Parece que Ridley Scott no va a reeditar con este El reino de los cielos el rotundo éxito que obtuvo hace algunos años con otro film (más o menos) histórico, Gladiator. Los motivos son varios: desde luego, Orlando Bloom no tiene ni el empaque ni el carisma de Russell Crowe: el bueno de Orlando daba bien como alfeñique seráfico que donde pone el ojo pone la flecha en El Señor de los Anillos, o como el enclenque Paris de Troya, pero no parece, ni por un momento, el rocoso, sólido, pétreo guerrero que debió ser este Balian que tuvo la osadía de oponerse al todopoderoso sultán Saladino, terror de los cristianos del siglo XII allende en los Santos Lugares.
Pero no es el único problema: también lo es el excesivo discursivismo de los diálogos: todos hablan con frases lapidarias, de ésas que parecen estar reclamando un friso marmóreo donde ser esculpidas. Además, Scott abusa de la infografía y ni te crees los monstruosos ejércitos que se ven a la legua no existen más que en el disco duro del ordenador del equipo de efectos especiales, ni tanta sangre infográfica ayuda a meterse de lleno en las muchas escenas de batalla que menudean en el filme.

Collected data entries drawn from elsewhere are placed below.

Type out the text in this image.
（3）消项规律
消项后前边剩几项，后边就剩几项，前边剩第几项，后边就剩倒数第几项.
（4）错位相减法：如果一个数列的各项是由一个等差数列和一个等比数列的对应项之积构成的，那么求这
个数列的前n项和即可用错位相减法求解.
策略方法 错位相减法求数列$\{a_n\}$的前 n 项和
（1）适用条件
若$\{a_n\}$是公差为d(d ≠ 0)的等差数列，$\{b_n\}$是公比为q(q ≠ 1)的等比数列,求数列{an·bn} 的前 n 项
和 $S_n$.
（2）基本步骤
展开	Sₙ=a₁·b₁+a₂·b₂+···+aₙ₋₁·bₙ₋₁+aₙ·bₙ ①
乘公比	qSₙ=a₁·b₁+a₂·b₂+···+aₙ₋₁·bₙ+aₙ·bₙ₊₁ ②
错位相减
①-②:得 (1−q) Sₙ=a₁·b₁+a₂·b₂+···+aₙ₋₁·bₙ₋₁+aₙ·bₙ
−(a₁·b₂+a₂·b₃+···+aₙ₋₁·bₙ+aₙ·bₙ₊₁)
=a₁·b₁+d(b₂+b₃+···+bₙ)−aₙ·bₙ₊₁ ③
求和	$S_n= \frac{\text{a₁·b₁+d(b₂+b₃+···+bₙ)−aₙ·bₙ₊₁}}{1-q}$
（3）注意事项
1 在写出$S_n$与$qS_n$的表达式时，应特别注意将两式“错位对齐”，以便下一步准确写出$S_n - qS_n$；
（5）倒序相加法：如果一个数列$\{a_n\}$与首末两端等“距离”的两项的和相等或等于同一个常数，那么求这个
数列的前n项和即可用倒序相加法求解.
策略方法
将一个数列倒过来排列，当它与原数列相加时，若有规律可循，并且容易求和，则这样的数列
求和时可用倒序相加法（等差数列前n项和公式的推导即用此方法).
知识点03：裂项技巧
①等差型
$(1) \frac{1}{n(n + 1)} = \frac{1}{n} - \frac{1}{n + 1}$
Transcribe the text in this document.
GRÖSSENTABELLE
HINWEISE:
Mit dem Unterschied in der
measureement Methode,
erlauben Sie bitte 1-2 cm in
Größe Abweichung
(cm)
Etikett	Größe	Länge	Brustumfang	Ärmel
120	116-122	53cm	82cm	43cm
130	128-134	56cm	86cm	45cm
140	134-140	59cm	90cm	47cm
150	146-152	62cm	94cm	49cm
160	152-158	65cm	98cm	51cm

Así que, si no tenemos un héroe con el que mínimamente poder identificarse, los personajes hablan como si fueran Séneca, y además las guerras parecen de videojuego, ¿a qué se agarra el espectador? A la esperanza de que, en algún momento del film, aparezca algo de cine; éste lo pone, en todo caso, la sobrecogedora, casi invisible aparición de un Edward Norton como el rey leproso de Jerusalén, Balduino, y que es de los pocos que pone algo de cine auténtico. También Jeremy Irons aporta su estatura artística, muy superior al resto del film.
Lo demás carece de fuerza, es pura filfa: no sólo Bloom, sino también la muy elogiada (no sé por qué, aparte de por evidentes razones de belleza física) Eva Green, cuyo personaje, es cierto, es bastante esquizofrénico. Así las cosas, ¿qué queda de este El Reino de los Cielos? Pues aparte de una más bien plúmbea aventura bélica, una lectura de no mucho rigor histórico sobre el fenómeno de las cruzadas, que ciertamente merecerían muchas películas, pero más adecuadamente tratadas, que nos contaran lo que de aventura política, más que religiosa, tuvo aquella parte de la Historia, y cómo el poder, antes que la gloria, estuvo en el ánimo de los que la propiciaron (no de los que murieron en ellas, por supuesto, que eran mera carne de cañón).
Hay también, desde luego, una lectura que se pretende actualizada sobre las relaciones entre cristianos, musulmanes y judíos, en estos tiempos crispados en los que parece que la convivencia tolerante no es posible. Lástima que esa visión de una sociedad multicultural y multirreligiosa no sea, a estas alturas, más que un bendito, ingenuo deseo, antes que una realidad, que es bastante más pavorosa.